Sunday, April 1, 2012

Oldest known Pacman fossil found in Europe


By Sophy M. Laughing, Ph.D.

updated 4/1/2012 1:30 PM PT


Ancient Pacman Fossils


              

Périgord, France - The Pacman fossil unearthed in a cave in France is the oldest known fossil of a Pacman ancestor in Europe and suggests that Pacmen lived on the continent much earlier than previously believed, scientists say. 

The researchers say the fossil found today in Périgord in southern France, along with stone dots and ghost bones, is up to 1.3 million years old. That would be about 500,000 years older than the 1980s arcade game developed by Namco and licensed for distribution in the United States by Midway. This finding has prompted the naming of a new species: Homo Pacmanin, or Pioneer Pacman, possibly a common ancestor to Midways and modern namecos. 


The new find appears to be from the same species, researchers said. 

A team co-led by Sophy M. Laughing, Ph.D., founder of Nomadic Education, reported her team's find this morning and plans to send it to the scientific journal The Nature of Pacman. 

The timing of the earliest occupation of Europe by Pacmen that emerged from Africa has been controversial for many years. 

A cave painting of a ghost head from Périgord, dating back roughly 1.26 million years, bears traces of the mysterious Pacmanin Blue pigment.

Some archaeologists believe the process was a stop-and-go one in which species of pacmen - a group that includes the extinct relatives of modern Atari's, Mortal Kombats, Joust, and Spy Hunters - emerged and died out quickly only to be replaced by others, making for a very slow spread across the continent, despite the speed at which they gobble up yellow dots and eat ghosts. 

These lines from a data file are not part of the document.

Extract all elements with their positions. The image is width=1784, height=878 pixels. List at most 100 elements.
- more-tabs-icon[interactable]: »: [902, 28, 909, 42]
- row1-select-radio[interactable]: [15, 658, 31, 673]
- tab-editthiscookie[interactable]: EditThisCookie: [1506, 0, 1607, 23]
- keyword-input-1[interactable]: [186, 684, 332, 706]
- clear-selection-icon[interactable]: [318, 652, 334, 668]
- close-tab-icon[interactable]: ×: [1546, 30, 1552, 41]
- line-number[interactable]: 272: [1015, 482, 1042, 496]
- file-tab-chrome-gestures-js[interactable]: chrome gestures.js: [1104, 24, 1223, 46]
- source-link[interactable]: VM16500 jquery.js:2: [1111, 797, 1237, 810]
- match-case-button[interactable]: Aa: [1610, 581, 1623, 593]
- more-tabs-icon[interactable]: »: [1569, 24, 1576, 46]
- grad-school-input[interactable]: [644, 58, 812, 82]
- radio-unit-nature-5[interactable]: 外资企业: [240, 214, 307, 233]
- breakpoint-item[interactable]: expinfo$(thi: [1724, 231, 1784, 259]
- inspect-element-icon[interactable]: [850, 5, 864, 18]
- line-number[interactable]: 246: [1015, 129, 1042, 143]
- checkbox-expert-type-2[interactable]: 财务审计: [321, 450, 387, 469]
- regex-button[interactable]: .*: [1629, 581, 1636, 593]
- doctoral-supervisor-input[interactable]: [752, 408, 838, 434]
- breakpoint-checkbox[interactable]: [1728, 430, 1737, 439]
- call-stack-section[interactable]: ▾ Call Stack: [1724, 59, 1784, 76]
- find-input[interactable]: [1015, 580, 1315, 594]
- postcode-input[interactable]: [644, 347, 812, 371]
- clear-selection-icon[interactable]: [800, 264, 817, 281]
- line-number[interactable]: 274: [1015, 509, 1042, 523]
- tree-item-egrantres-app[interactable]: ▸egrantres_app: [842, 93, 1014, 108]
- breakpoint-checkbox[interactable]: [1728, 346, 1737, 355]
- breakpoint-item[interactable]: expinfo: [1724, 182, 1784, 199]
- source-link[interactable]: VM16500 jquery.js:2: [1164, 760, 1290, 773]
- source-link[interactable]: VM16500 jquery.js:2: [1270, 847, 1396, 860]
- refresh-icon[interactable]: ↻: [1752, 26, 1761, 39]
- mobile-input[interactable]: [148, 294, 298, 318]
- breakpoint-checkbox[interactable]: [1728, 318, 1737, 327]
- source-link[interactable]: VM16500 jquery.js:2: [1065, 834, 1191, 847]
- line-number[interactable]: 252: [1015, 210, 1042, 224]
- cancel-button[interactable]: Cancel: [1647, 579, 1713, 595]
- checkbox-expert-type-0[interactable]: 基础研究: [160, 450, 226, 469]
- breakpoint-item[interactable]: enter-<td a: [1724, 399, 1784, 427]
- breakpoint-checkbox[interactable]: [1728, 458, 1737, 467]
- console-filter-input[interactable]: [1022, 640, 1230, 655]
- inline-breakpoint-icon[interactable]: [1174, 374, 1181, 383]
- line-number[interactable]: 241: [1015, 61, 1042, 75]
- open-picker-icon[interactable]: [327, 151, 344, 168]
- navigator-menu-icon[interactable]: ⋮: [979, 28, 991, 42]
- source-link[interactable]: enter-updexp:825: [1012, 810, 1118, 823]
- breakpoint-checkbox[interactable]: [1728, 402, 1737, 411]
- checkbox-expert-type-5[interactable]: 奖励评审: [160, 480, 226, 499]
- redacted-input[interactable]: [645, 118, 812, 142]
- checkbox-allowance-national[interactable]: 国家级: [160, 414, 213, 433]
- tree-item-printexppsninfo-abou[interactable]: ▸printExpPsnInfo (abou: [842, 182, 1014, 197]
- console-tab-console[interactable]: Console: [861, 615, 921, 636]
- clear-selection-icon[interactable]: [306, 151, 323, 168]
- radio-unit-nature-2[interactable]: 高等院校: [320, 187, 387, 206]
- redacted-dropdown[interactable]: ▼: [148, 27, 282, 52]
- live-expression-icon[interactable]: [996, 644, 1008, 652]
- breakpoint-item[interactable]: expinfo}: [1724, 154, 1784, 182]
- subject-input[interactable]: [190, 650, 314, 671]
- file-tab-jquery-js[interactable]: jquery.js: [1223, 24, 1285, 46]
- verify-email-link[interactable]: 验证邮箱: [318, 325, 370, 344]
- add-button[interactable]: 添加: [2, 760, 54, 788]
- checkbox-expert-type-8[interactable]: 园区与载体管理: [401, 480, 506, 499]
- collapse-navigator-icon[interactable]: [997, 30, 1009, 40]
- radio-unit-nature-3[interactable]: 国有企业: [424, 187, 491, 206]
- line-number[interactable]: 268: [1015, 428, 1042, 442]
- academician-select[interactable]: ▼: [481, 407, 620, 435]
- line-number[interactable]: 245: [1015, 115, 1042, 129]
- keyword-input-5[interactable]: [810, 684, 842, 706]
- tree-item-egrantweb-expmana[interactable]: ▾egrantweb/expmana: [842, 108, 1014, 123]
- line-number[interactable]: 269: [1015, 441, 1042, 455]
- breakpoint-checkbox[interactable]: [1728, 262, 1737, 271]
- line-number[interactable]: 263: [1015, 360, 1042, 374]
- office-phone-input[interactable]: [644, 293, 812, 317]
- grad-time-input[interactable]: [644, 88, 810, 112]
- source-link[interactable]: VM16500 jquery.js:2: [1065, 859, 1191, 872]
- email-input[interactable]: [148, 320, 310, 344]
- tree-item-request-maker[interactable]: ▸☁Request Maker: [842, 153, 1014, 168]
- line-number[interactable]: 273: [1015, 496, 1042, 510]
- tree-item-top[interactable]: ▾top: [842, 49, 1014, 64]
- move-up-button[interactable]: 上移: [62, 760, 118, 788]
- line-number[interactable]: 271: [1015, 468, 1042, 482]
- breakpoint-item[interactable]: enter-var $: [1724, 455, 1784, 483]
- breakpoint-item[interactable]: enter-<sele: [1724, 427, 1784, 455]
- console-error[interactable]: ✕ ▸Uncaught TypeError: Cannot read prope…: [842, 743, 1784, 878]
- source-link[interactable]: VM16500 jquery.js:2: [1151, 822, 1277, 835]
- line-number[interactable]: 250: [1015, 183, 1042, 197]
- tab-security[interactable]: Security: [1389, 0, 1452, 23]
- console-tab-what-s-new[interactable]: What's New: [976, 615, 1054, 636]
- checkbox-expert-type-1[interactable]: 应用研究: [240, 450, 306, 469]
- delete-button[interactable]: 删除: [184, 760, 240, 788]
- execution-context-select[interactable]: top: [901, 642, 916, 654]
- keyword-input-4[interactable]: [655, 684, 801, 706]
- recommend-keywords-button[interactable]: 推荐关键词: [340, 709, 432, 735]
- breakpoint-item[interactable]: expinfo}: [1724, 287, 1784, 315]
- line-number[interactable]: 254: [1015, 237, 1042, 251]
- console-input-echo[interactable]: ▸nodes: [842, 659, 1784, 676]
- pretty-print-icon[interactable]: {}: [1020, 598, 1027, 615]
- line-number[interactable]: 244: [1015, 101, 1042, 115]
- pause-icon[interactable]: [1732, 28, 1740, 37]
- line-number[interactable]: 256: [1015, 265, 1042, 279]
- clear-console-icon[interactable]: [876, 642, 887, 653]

Until now the oldest Pacman fossils found in Europe were Homo Pacmanins ones, also found near Lascaux, but at a separate digging site, and a skull from Ceprano in Italy. 

The Palace of Knossos is the main tourist attraction for ancient Pacmanin carvings in central Krete

Laughing's team has tentatively classified the new fossil as representing an earlier example of Homo Pacman antecessor. And, critically, the team says the new one also bears similarities to much-older fossils dug up since the 1980s in the Caucasus at a place called Dmanisi, in the former Soviet republic of Georgia. These were dated as being up to 1.8 million years old. 

"This leads us to a very important, very interesting conclusion," Laughing said. It is this: that Pacmen which emerged from Africa and settled in the Caucasus eventually evolved into Homo Pacman antecessor, and that the latter populated Europe not 800,000 years ago, but at least 1.3 million years ago. 

"This discovery of a 1.3 million-year-old Pacman fossil shows the process was accelerated and continuous; that the occupation of Europe by Pacmen happened very early and must faster than we had thought," Laughing said. "Apparently, chasing ghosts improves your form, stride length, strength, flexibility, muscle memory and explosiveness - which means faster ghost chasing, dot eating times." 



A leading researcher in Pacman origins at the Natural Pacman History Museum in London and not involved in the project, said Laughing's team has done solid dating work to estimate the antiquity of the new Pacman fossil by employing three separate techniques - some researchers only use one or two - including a relatively new one that measures radioactive decay of sediments. 

"This is a well-dated site, as much as any site that age can be," said this unnamed researcher from London. 

But he also expressed some caution about Laughing's conclusions. 


First of all, the newly found Pacman fossil, which measures 35 cm in diameter and has teeth attached to it, preserves an entire Pacman fossil not before seen in the equivalent pieces found at Périgord and the time lapse is half a million years. 

"That is a long period of time to talk about continuity," said this increasingly grumpy, if not downright smug, unnamed researcher from London.

Still, there are similarities between the two and this along with the longest preserved Pacman unearthed in Siberia (pictured below in the jar filled with formaldehyde), suggests that southern Europe did in fact begin to be colonized from western Asia not long after Pacmen emerged from Africa - "something which many of us would have doubted even five years ago," the nicer sounding unnamed researcher from London intelligently recognized and acknowledged. 


Laughing says that with the finding of Pacman fossils 1.3 million years old in Europe, researchers can now expect to find older ones, even up to 1.8 million years old, in other parts of the continent. 

"This has to be the next discovery," she said.


"This is an April Fool's hypothesis."